Obama is now Pandering for President and has to deal with the "realpolitik" of the ground. Universal health-care is off the list. He still won't commit to an immediate end to the war. Surely St. Obama can maintain those high-mined ideals of "diplomacy" and "fair?:"
I know that many Obama supporters don't like to hear it, but Obama is getting the same useless and juvenile coverage the run up to the war got. The same pandering love-fest Bush and the Necons got, and most of us came to hate as we were pilloried by the press and the public for our anti-war stance. I can't watch MSNBC anymore as it's literally become the Good Obama vs the Evil Hillary network with out-right biased and taking-sides coverage from before New Hampshire.
Obama's Overlooked Cuba Speech
Michael C. Moynihan May 30, 2008
If you doubt that the big broadcast and print media outlets are, for the most, in the tank for Sen. Barack Obama (D-Ill.), quickly skim the transcript of the Democratic frontrunner’s speech in Miami last Friday. Obama travelled to Little Havana to engage in some election-year genuflection, that ritualistic demonstration of fealty to Cuban exiles performed by almost every presidential candidate since Fidel Castro took possession of the island in 1959. Obama pandered, the media swooned—and a few interesting policy shifts were curiously ignored.

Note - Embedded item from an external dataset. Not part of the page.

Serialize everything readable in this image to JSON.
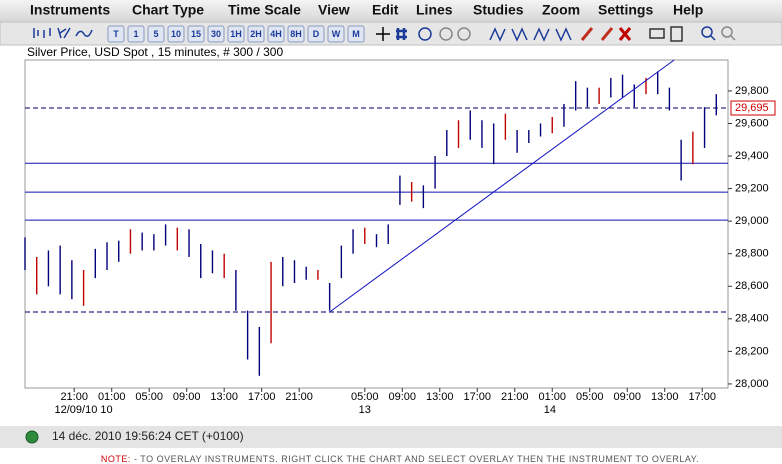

And while the Obamobots obviously bask in the bubble, the bubble is there and it is obvious. Digby nails the phenomena at Hullaballo and I suggest reading the rather long post.
It was but one policy proposal—a good one, for sure—and the following day’s New York Times dispatch led with it: “Senator Barack Obama on Friday called for greater engagement with Cuba and Latin America, saying the long-standing policies of isolation have failed to advance the interests of the United States or help people who have suffered under oppressive governments.”The embargo hasn't done a damn thing since 1959. Just as wishing for magical flying ponies and unicorns has yet to bring one to any six-year-old girl in America. Further, our policy with just about everyone else (Russia, China) with a substantial market (ahhhhh....) to be exploited as, as we've all seen, been treated to an "open borders/free trade diplomacy.
Dig deeper into the speech—and the Times account—and you'll find that there are significant limits to Obama’s policies of engagement. During his 2004 Senate campaign Obama declared that it was "time for us to end the embargo with Cuba.... It's time for us to acknowledge that that particular policy has failed." But Cubans don’t influence Illinois senate races like they do Florida presidential contests. And while another Times article declared that “Change Comes to Miami,” the real news is that Obama is merely interested in tinkering with America’s Cuba policy, not substantially changing it.
“I will maintain the embargo,” he said to cheers from CANF members. “It provides us with the leverage to present the regime with a clear choice: if you take significant steps toward democracy, beginning with the freeing of all political prisoners, we will take steps to begin normalizing relations. That’s the way to bring about real change in Cuba—through strong, smart and principled diplomacy.”
Yet Obama's magical flying pony of diplomacy towards, Presidential Pandering Edition, Cuba means more of McSame:
And while accusing Sen. John McCain (R-Ariz.) of wanting to continue the current administration’s failed Cuba policy, Obama told the crowd that he could be counted on as supporting another failed policy—the drug war. “When I am President, we will continue the Andean Counter-Drug Program” with Colombia, though he recently opposed the passage of a free-trade agreement with the country. (Speaking of Obama’s skills as a soft-power diplomat, President Uribe responded to Obama’s opposition to the free trade agreement by saying that he “deplored” Obama’s position.)A policy that really isn't that much different than his own.
Also noted is that Obama clearly lacks the wit, or perhaps spine, to get rid of this idiotic "war on drugs." A policy that doesn't work, hasn't worked for nearly 30-years, and has us incarcerating more people than China and Russia COMBINED.
So, "yes we can?" I don't see it. I see pandering and more of the same.